Metal stocks also witnessed heavy selling pressure due to global growth concerns. Companies such as Tata Steel and JSW Steel were among the top laggards of the session.

In addition, oil-sensitive and infrastructure-linked stocks like Reliance Industries and Larsen & Toubro traded lower as rising crude prices raised cost concerns.

The market downturn was triggered by escalating geopolitical tensions in the Middle East, which pushed crude oil prices above $110 per barrel. This sparked fears of higher inflation and increased import costs for India, putting pressure on both equities and the currency.

Foreign institutional investors (FIIs) continued their selling streak, further weighing on market sentiment. The outflow of foreign funds has been a key factor behind the sustained weakness in Indian equities in recent sessions.
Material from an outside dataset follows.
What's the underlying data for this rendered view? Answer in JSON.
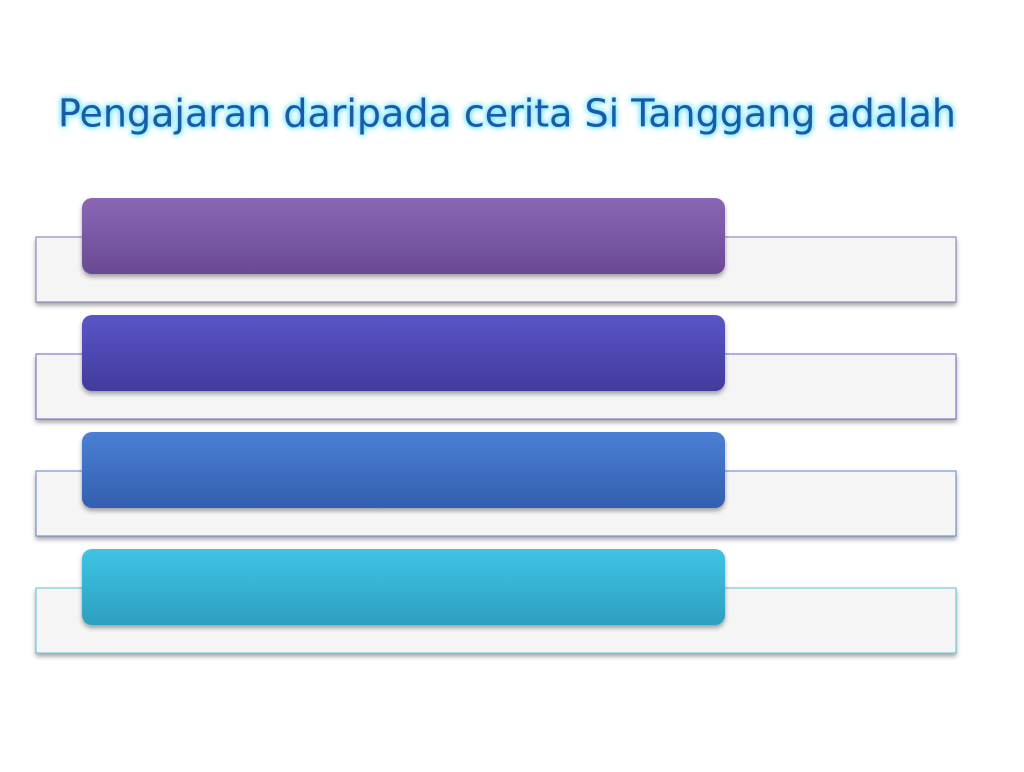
{
  "title": "Pengajaran daripada cerita Si Tanggang adalah"
}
However, some defensive stocks managed to hold ground. FMCG and pharmaceutical companies showed relative resilience, with names like Hindustan Unilever and Sun Pharmaceutical Industries trading with mild gains or limited losses. These sectors typically perform better during uncertain market conditions.

Broader markets also mirrored the weakness, with mid-cap and small-cap stocks declining sharply, indicating widespread selling pressure across the board.